メルセデス、アントネッリのジャンプスタートの原因を解明。マシンが動き出したのは「彼とクラッチのせいではない」
アンドレア・キミ・アントネッリ(メルセデス)のF1第22戦ラスベガスGPは、17番手から表彰台まで驚異的な追い上げを見せたことでのみ記憶に残るはずだった。それは彼の周囲で繰り広げられた混乱をほとんど覆い隠してしまうほど、洗練された走りだった。しかしその代わりに、誰も予想しなかった別の出来事があった。それは、ルーキーを困惑させ、チームを当惑させ、FIAの超高感度センサーの正当性を証明した、あまりにわずかでほとんど目に見えないほどのジャンプスタートだった。
19歳のアントネッリは、ラスベガスGPの決勝レースのスタートで、シグナルが消える前に動いていたことが発覚し、5秒のタイムペナルティを受けた。ほとんどの視聴者にとって、最も遅いリプレイでも何も異常は見られなかった。レース後、アントネッリは何が悪かったのか完全には理解していなかったと認めた。
「少し進んだようだが、車内ではほとんど感じなかった」
一方トト・ウォルフは、受容と関心が混ざった態度を見せた。何か小さいながらも重大なことでメルセデスが困惑したときに典型的に見られる態度だ。
「クラッチに異常は見られなかったし、スタートが不正だったことを示すものも何もなかった」とウォルフは語った。
「しかしFIAにはセンサーがあるので、彼らが何を言ったのか考えてみよう」
「私からすると、ちょっとした動きがあったことに気づいたのは私だけだったようだ。しかし、クラッチを離したりブレーキペダルを離したりしたことによるものではないことは明らかなので、FIAが何と言うか様子を見るつもりだ」
ブラックリーに戻ると、メルセデスはデータとビデオを徹底的に調べ、冷静さで知られるアントネッリのドライブするマシンが、まさに最悪のタイミングでほんの数ミリ前に進んだ原因を解明することを決意した。トラックサイドエンジニアリングディレクターを務めるアンドリュー・ショブリンは、最終的に点と点を結びつけた人物だが、彼が示した結論は珍しいだけでなく、驚くほどありふれたものだった。
「ジャンプスタートというと、普通はライトが消える前にドライバーがクラッチを切って、競争相手に少し差をつけることを考えるだろう」と、ショブリンはYouTubeでのチームのレース報告のなかで説明した。
「これはまったく違っていて、かなり珍しいことだった」
犯人は? 単なるブレーキリリースだ。
「ビデオを見れば、ライトが消える前にマシンが約2cm非常にゆっくりと前進しているのがわかるが、キミはクラッチを落としていない。
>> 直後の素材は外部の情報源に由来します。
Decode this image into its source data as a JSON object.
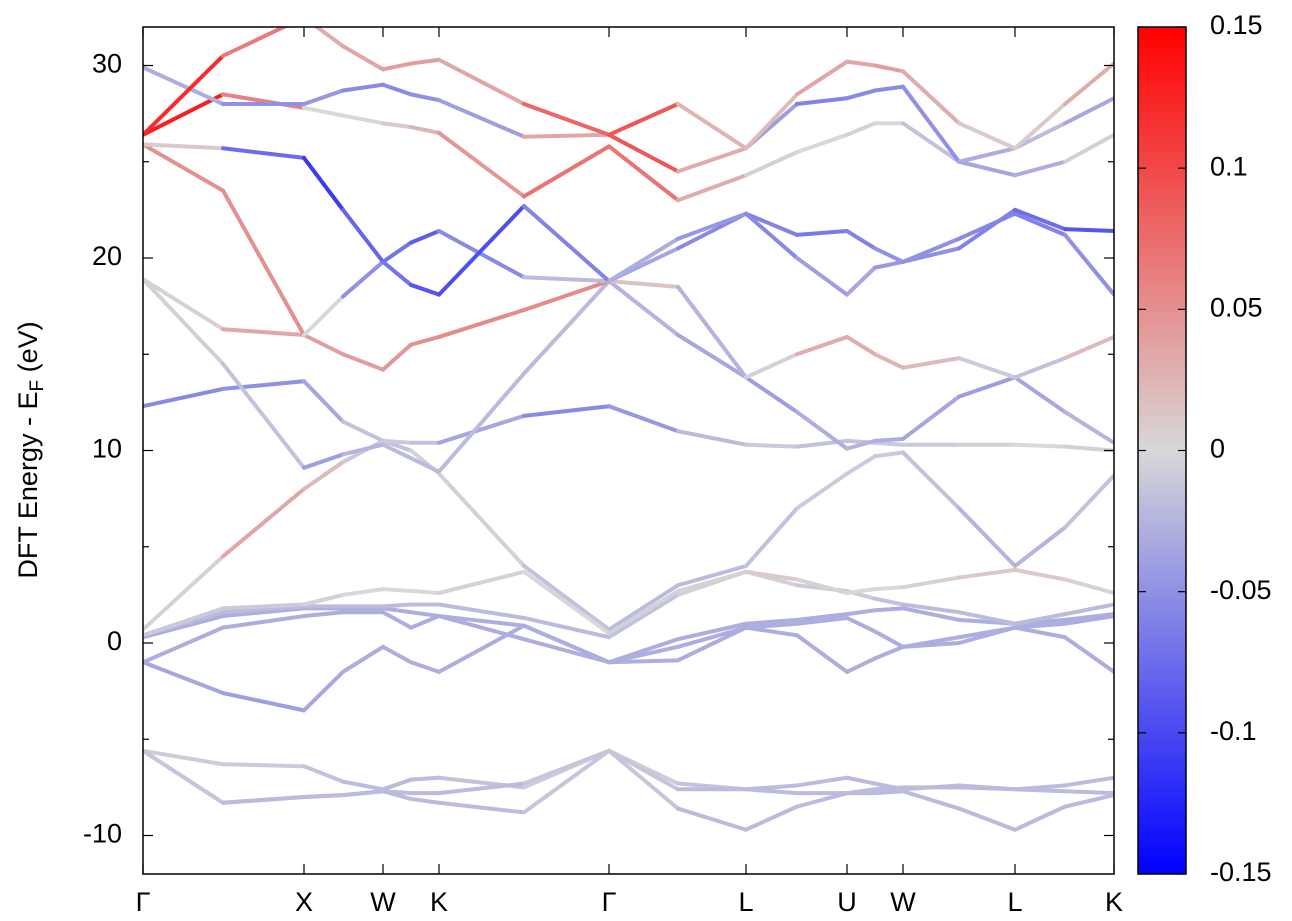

実際にはクラッチを完全に引いている」
「我々が考えているのは、マシンが動き始めた瞬間に、彼がブレーキから足を離したということだ。スタートの準備が整うと、彼らは足を離すが、それはライトが実際に消えるほんの1秒ほど前だ。それがマシンの振動のせいか、あるいは、ドライブラインにいくらかのトルクがあったせいかもしれないが、ゆっくりと前進したのはキミとクラッチのせいではないことは確かだ」

ショブリンは、この動きがいかに小さいものかを強調した。しかし、小さいことが重要となっている。
「現在、FIAのシステムは非常に感度が高い」とショブリンは続けた。
「彼らはわずかな動きも捉えることができる。そして、時間をかけてビデオをきちんと確認すると、この非常に微妙な動きがわかる。だから、彼がペナルティを受けたのは不運だった」
「彼は我々が指示したことをすべて正しく行っていた。だが、我々はふたたび同じことが起きないようにする方法を考え出す必要がある」
アントネッリにとってこのエピソードは、増えていく学び一覧に新たに加わった一例となった。
過去6レースで71ポイントを獲得したアントネッリは、最初の16レースでは66ポイントを獲得し、ランキング6位のルイス・ハミルトンに急速に迫っていて、現在その差はわずか15ポイントだ。アントネッリの軌道はまさに正しい方向へ進んでいる。